- Born: June 2, 1953 (age 73) Soweto, South Africa
- Known for: policeman torturer assassin askari

= Joe Mamasela =

South African government spy (born 1953)

Joe Mamasela (born June 2, 1953) is a former National Party (NP) government spy and assassin who was involved in the torture and murders or assassinations of many anti-apartheid activists including Griffiths Mxenge. Mamasela was an askari and part of the Vlakplaas counterinsurgency unit under the command of Eugene de Kock.

==Early life==
Mamasela was born in Soweto, South Africa on June 2, 1953. His mother lived in a domestic suburb and would visit Mamasela and his siblings when she could. Mamasela was the last of six children, all of whom died during the years of Apartheid. The Mamasela children lived with their grandmother in Tladistad. Their grandmother's home was turned into a shebeen in later years in order to support the family's income. Mamasela attended Western Central Jabavu but left school in Standard 9, the equivalent of Grade 11. Due to the threat of violence in his town Mamasela started training in karate and became known for his fighting skills.

==Personal life==
Mamasela married Nombi Dube shortly after he left school, when she became pregnant with their son Sizwe. The couple later divorced, allegedly due to rumours of Dube's infidelity. Mamasela later remarried and had two sons and a daughter by his second wife.

He was also a close friend of murdered askari Brian Ngqulunga.

==Politics==
Mamasela became a student activist in his earlier years due to his interest in South African politics. He later was promoted to the position of Secretary-General of the South African Student Movement at his school. The history of how Mamasela came to be an askari at Vlakplaas is contentious. Mamasela claims he joined the African National Congress in Botswana in 1977, after having been recruited by Snuki Zikalala, but was arrested by security police. Mamasela's account follows that he was tortured by the security police until he broke, giving information and agreeing to become an askari for the security force.
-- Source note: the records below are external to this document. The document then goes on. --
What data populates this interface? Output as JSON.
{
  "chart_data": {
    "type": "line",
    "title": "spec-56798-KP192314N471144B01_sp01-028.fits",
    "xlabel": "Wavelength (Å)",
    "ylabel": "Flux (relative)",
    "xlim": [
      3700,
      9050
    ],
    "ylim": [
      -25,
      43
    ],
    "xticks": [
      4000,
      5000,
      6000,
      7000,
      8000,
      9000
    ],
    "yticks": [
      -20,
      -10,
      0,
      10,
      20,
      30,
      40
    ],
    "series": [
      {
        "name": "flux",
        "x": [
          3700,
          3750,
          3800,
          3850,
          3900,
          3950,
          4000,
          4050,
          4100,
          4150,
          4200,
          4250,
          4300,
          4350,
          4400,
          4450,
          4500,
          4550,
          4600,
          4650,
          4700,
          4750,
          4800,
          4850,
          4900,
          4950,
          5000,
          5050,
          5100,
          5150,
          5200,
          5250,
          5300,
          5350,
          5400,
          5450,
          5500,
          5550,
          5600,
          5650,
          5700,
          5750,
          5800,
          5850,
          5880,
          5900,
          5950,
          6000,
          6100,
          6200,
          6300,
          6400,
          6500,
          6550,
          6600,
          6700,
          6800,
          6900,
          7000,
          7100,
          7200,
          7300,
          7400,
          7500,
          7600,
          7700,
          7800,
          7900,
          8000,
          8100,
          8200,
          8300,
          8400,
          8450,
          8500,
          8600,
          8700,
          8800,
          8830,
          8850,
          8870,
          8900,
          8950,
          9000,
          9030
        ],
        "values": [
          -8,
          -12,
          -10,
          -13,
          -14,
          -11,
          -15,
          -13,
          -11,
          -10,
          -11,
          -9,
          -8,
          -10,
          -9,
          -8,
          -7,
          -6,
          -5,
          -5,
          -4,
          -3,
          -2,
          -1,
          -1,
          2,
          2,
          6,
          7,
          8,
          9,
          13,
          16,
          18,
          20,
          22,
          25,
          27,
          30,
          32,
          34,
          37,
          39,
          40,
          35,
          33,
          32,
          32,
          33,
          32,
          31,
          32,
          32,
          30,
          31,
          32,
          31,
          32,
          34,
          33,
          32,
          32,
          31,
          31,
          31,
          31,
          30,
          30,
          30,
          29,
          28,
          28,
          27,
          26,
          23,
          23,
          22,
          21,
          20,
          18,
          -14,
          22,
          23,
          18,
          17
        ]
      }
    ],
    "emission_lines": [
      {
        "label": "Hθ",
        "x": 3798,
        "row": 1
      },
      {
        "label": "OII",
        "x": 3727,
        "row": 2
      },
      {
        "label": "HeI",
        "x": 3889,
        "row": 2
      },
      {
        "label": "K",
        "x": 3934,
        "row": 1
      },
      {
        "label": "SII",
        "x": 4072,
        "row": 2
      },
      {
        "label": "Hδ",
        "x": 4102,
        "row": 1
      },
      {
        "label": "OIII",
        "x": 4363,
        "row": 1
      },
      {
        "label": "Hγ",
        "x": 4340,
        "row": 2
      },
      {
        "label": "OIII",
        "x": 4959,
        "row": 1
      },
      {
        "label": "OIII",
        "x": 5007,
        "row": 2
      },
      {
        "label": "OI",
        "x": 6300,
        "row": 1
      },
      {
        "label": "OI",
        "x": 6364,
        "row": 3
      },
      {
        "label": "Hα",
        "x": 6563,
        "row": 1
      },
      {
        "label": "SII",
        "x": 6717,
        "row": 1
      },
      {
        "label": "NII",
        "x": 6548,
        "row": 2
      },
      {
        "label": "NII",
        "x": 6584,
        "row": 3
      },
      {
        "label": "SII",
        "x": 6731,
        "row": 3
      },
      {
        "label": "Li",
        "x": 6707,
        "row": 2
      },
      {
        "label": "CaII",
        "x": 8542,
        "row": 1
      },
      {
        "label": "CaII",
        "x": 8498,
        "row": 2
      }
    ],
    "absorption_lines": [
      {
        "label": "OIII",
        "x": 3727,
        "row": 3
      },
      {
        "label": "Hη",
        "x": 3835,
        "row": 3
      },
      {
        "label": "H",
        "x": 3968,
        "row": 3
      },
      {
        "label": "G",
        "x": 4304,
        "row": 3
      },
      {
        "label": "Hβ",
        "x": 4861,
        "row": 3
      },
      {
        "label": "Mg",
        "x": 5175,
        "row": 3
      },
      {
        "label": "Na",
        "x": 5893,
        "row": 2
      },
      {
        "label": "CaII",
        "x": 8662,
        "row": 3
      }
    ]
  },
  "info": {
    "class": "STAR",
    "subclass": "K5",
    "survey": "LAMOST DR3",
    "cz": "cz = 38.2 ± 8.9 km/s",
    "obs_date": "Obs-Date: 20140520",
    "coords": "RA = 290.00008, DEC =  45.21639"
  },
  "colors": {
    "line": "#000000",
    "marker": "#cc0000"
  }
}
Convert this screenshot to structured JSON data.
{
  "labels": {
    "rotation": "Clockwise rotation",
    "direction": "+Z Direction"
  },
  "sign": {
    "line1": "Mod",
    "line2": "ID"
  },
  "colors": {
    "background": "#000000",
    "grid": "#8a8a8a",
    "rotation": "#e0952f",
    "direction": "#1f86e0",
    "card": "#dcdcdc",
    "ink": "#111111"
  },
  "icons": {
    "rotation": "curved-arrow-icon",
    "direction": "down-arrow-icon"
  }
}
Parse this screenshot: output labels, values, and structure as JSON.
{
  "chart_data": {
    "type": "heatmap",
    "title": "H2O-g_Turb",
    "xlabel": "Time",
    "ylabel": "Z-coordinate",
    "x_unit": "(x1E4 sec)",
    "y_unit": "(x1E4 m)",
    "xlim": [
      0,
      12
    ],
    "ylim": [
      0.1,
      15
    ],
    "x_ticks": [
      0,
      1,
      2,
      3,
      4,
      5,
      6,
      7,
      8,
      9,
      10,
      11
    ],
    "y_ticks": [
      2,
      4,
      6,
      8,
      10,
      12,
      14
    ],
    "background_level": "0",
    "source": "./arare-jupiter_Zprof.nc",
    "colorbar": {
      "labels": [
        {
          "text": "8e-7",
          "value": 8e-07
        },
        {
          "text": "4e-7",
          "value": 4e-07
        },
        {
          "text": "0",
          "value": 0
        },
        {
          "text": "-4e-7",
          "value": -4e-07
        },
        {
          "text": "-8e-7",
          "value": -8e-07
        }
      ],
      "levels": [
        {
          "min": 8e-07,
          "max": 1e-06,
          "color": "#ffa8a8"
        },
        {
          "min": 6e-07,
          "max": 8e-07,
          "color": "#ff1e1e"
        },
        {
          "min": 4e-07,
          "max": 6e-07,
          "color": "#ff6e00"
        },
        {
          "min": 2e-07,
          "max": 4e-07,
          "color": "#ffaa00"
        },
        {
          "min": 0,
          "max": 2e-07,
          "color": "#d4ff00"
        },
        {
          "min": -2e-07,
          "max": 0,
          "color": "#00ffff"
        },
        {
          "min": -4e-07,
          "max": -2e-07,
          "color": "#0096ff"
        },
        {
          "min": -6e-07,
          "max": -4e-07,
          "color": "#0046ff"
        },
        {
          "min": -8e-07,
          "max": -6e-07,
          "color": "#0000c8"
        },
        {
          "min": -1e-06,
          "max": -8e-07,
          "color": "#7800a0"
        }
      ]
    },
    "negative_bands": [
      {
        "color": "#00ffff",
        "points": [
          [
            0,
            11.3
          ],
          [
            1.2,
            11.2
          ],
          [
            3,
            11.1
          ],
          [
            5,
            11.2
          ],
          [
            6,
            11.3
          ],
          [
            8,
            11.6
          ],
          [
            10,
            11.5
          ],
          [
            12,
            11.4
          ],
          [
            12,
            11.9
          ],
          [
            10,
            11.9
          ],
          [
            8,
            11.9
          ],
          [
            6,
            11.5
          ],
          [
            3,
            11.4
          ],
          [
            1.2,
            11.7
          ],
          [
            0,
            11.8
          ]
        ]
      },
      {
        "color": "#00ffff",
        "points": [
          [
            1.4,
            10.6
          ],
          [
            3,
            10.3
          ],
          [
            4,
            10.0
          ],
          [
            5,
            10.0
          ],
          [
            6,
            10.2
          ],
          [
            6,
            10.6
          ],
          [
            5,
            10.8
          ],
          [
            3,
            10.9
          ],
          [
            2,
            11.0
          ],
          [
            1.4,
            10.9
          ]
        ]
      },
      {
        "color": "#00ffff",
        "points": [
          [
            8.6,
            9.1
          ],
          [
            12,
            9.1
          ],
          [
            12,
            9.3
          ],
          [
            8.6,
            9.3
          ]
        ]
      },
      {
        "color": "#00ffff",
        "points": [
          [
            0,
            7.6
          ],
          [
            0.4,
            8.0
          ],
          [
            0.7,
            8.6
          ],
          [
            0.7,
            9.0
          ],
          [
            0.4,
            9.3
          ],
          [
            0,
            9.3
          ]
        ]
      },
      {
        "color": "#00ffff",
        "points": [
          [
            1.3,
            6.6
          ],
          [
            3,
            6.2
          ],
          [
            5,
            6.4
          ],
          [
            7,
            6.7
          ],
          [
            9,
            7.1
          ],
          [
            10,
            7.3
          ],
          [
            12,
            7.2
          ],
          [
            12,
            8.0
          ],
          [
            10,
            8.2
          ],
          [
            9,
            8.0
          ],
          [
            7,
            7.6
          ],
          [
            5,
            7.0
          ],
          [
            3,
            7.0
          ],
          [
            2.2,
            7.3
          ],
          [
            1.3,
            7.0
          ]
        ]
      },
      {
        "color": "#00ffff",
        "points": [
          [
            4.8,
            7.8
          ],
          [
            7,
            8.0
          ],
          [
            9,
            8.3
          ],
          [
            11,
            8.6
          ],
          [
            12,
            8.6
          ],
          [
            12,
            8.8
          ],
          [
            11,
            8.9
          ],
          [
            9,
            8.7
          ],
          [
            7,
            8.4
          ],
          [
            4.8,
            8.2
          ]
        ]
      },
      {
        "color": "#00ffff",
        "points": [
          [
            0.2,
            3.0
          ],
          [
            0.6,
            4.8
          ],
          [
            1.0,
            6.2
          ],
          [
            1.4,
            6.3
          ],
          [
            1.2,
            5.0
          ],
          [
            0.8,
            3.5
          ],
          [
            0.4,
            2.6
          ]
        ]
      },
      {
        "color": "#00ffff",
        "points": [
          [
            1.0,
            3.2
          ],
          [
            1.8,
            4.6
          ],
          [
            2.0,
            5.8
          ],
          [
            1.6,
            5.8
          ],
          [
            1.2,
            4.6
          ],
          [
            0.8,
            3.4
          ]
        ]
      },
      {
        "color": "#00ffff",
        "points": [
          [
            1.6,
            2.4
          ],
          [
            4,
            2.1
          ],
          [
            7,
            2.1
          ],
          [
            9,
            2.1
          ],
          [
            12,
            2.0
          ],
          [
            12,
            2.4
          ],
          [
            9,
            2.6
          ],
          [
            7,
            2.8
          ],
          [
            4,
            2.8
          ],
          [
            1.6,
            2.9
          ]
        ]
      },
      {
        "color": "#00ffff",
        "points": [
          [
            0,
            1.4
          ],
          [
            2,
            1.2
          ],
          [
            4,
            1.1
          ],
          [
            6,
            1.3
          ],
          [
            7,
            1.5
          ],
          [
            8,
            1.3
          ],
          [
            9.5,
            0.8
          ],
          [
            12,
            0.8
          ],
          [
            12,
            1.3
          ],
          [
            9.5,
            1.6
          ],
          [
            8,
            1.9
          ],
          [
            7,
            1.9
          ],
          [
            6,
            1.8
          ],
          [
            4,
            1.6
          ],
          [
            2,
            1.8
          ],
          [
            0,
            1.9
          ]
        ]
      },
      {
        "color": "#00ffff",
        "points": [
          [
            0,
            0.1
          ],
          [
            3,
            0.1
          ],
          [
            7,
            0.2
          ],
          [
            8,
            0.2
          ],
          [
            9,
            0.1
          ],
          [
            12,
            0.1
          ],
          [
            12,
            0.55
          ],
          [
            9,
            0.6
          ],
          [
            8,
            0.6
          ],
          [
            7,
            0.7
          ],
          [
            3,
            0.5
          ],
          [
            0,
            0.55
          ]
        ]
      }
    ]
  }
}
An alternative account provided by journalist Jacques Pauw states that Mamasela became a police informant in 1979 after he had been arrested for housebreaking and theft. He then infiltrated the ANC in Botswana and underwent intelligence training. After his cover was blown, Mamasela escaped and joined the unit at Vlakplaas.

==Secret police==
Mamasela was part of the Vlakplaas police unit run by Apartheid colonel Eugene de Kock in the 1980s. Mamasela publicly confessed to taking part in the abduction and murder of Port Elizabeth activists Sipho Hashe, Qawawuli Godolozi and Champion Galela, known as the Pebco Three, in May 1985. He was also involved in the killing of youth activists, the Mamelodi Ten, in 1986 and Durban human rights lawyer Griffiths Mxenge. In return for providing the then Transvaal Attorney-General with the names of former security police members involved in human rights abuses during Apartheid, he was granted indemnity from prosecution. Mamasela allegedly kept a dossier detailing the killings, torture and abduction that took place at Vlakplaas which he used in a deal with the Attorney-General. Despite admitting to killing these and other activists, Mamasela refused to testify before the Truth and Reconciliation Commission or apply for amnesty.

==Murder charge==
In 2011, Mamasela was charged with the murder of his landlord, Lali Joseph Nhlapo. After three days on the run, Mamasela handed himself in, and stood trial in 2011. Mamasela claimed to have shot Nhlapo in self-defence, while state witnesses claimed that Nhlapo was unarmed and shot at point-blank range.